The 1-1 series draw was Scotland’s fourth in succession but the Head Coach cautions against overstating the significance of the statistic.
“I don’t necessarily read too much into the fact that we have been winning the first then losing the second,” said Bradburn. “We wish we were playing lengthier series but unfortunately we are only playing two-match contests. It’s not unusual in a three, four or five-match series for the first couple of games to be shared. But having said that we’re working very hard to improve our consistency.
“We need to make sure that each and every game is separated. The fact that we won yesterday doesn’t give us the right to win tomorrow, so we need to make sure that we step up our performance from the last game rather than dwell too much on what has just happened.
“Yesterday was yesterday and tomorrow we will face another challenge against a team who will now know more about us than they did before.

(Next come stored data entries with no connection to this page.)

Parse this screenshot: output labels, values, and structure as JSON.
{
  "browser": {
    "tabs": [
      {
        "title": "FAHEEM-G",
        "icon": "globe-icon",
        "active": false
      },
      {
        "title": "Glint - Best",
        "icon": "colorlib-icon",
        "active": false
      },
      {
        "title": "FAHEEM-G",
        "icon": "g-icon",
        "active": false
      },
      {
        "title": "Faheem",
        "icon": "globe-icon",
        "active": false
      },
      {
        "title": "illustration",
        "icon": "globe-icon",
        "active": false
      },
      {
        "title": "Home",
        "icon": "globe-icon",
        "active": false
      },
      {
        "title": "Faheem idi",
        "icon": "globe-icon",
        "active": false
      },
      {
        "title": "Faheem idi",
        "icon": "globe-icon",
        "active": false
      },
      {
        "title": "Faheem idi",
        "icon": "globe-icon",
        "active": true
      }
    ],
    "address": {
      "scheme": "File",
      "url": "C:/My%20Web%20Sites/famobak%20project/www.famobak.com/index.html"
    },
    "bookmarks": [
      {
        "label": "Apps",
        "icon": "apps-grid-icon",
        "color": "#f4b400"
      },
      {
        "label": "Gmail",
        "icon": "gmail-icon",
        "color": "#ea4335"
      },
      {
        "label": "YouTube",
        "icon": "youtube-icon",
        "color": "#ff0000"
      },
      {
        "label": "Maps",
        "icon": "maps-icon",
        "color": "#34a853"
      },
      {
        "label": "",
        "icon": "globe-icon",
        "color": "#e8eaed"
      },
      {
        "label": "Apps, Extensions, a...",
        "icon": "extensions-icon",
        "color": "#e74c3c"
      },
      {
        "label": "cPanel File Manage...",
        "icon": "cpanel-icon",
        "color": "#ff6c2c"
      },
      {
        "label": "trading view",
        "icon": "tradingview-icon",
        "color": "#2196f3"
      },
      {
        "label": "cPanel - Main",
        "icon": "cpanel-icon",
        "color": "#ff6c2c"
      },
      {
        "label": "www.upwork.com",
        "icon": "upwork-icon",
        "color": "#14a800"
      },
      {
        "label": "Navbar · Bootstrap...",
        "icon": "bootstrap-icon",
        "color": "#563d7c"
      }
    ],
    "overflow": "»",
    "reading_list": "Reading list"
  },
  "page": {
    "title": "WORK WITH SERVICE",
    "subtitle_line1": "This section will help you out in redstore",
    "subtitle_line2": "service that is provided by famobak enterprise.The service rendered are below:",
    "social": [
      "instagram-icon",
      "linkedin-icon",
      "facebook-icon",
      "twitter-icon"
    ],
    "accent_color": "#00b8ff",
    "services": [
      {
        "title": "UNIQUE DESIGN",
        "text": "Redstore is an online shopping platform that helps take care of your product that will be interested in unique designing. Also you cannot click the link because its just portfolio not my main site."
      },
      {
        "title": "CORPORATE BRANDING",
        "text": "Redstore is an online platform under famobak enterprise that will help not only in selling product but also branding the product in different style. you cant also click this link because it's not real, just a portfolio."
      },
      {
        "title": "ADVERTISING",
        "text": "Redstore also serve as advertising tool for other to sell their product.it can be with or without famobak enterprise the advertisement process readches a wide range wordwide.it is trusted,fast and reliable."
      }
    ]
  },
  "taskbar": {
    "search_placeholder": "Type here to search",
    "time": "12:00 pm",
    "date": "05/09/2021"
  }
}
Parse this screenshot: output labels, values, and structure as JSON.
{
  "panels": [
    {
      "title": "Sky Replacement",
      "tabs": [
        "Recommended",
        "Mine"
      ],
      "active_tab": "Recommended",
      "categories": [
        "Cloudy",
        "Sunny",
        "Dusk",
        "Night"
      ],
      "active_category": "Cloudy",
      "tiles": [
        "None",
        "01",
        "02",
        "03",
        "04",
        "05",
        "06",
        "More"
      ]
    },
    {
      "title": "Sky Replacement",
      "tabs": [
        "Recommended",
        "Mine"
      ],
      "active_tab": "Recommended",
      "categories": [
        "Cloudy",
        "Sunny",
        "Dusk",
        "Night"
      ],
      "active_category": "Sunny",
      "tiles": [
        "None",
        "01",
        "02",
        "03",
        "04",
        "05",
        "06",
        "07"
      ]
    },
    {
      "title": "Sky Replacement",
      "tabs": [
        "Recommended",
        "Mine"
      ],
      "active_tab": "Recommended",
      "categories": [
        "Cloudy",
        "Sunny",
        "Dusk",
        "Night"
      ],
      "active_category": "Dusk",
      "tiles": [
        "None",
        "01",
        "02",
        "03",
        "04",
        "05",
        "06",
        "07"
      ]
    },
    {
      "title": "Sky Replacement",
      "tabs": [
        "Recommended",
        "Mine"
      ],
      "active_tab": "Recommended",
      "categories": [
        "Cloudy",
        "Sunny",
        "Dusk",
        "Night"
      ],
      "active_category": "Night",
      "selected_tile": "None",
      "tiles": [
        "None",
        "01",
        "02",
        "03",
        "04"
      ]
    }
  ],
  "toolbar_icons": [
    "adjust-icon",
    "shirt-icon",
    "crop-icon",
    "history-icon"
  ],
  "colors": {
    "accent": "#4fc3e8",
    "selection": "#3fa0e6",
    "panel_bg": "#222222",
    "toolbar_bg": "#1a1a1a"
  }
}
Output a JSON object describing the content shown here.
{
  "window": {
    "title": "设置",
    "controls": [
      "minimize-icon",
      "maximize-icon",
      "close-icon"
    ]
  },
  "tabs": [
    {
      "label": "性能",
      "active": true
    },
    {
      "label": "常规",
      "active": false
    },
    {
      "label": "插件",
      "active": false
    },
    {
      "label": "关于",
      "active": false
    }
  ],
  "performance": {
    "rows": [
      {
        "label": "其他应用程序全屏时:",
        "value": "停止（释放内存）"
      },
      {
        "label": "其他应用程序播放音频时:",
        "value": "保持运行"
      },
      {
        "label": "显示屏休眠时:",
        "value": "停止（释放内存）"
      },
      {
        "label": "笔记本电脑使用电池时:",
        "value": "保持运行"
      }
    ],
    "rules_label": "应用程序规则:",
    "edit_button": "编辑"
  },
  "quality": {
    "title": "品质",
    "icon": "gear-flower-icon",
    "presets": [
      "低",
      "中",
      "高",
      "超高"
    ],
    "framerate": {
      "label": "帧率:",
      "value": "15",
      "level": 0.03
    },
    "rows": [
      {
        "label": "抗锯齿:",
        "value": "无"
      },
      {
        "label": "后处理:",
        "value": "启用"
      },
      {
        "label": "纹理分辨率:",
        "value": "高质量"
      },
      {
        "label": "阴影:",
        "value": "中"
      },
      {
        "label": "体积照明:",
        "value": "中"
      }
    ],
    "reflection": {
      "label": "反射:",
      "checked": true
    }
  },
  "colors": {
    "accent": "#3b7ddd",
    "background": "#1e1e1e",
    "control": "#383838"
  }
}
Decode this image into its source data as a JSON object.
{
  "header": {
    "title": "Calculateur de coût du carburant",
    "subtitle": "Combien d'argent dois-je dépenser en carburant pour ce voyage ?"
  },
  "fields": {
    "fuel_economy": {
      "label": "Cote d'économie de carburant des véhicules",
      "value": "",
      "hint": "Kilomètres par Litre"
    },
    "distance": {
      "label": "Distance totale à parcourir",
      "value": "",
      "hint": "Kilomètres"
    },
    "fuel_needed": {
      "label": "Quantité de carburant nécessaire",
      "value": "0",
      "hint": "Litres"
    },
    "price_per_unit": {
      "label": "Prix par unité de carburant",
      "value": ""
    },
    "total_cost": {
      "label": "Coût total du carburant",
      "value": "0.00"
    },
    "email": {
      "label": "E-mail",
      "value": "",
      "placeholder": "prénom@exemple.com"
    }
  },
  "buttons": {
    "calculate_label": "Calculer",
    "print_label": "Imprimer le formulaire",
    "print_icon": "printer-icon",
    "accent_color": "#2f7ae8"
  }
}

“That’s the attitude we’re taking forward.”
The chilly Scottish autumn may be far removed from the conditions awaiting the squad in Dubai but Bradburn’s team have become adept at making the most of the training facilities at their disposal.
“We’re becoming very good at having a good imagination!” he smiled. “The players have plenty of experience from around the world and a big part of our preparation has been making sure that we capture all that learning.
“We look to identify those parts of the game that we know we are going to be challenged with and simulate them which is where the skill of the staff comes in. You’ll see in training that the guys are very competitive with a lot of ‘live combat’ as we call it.
“But it’s been really nice to be working with the players on more of a one-to-one basis, too,” he continued.
“Some of the players have been very comfortable in subtly changing some quite significant things in terms of their bowling run-up or their set-up when batting, for example. We have been very particular in treating everyone as individuals and looking at improving those parts of their game that they know serve them well.
“And I’m really happy with where they are. [Strength and Conditioning Coach] Simon Smith does an amazing job, he is one of the best that I’ve worked with. For a decentralised squad which is not together all the time this team is fitter than they have ever been before.
“It gives us a little edge. It gives [National Performance Coach] Toby Bailey the freedom to take our fielding to another level, for example. We know we’re physically prepared so let’s use that and be confident that we can make good decisions and stay in the contest for long periods of time.”
After two ODIs against PNG at the end of November Scotland meet Ireland in the I-Cup before playing Kenya on December 6th and 8th at the Dubai International Stadium.
“We’re looking forward to meeting Ireland again,” said Bradburn. “It gives us another opportunity to test ourselves against our traditional rivals who now have the added factor of being a Test nation. In my time of being involved with Scotland it has been an absolute pleasure to be involved in these contests. The guys will certainly relish it and as they have shown in history they will rise to the occasion.
“But clearly making the World Cup Qualifier in Zimbabwe is the number one goal for us. We need to win at least one game against Kenya to do that. We have shown this year that we can beat Full Member nations and if we’re not in the Qualifier we miss the chance to continue to do that so the team is totally focused on trying to achieve that goal.
“And if we win both matches then we give ourselves the chance of winning the World Cricket League. Cricket is a funny game, so we will just focus on what we are in control of and see what happens after that.”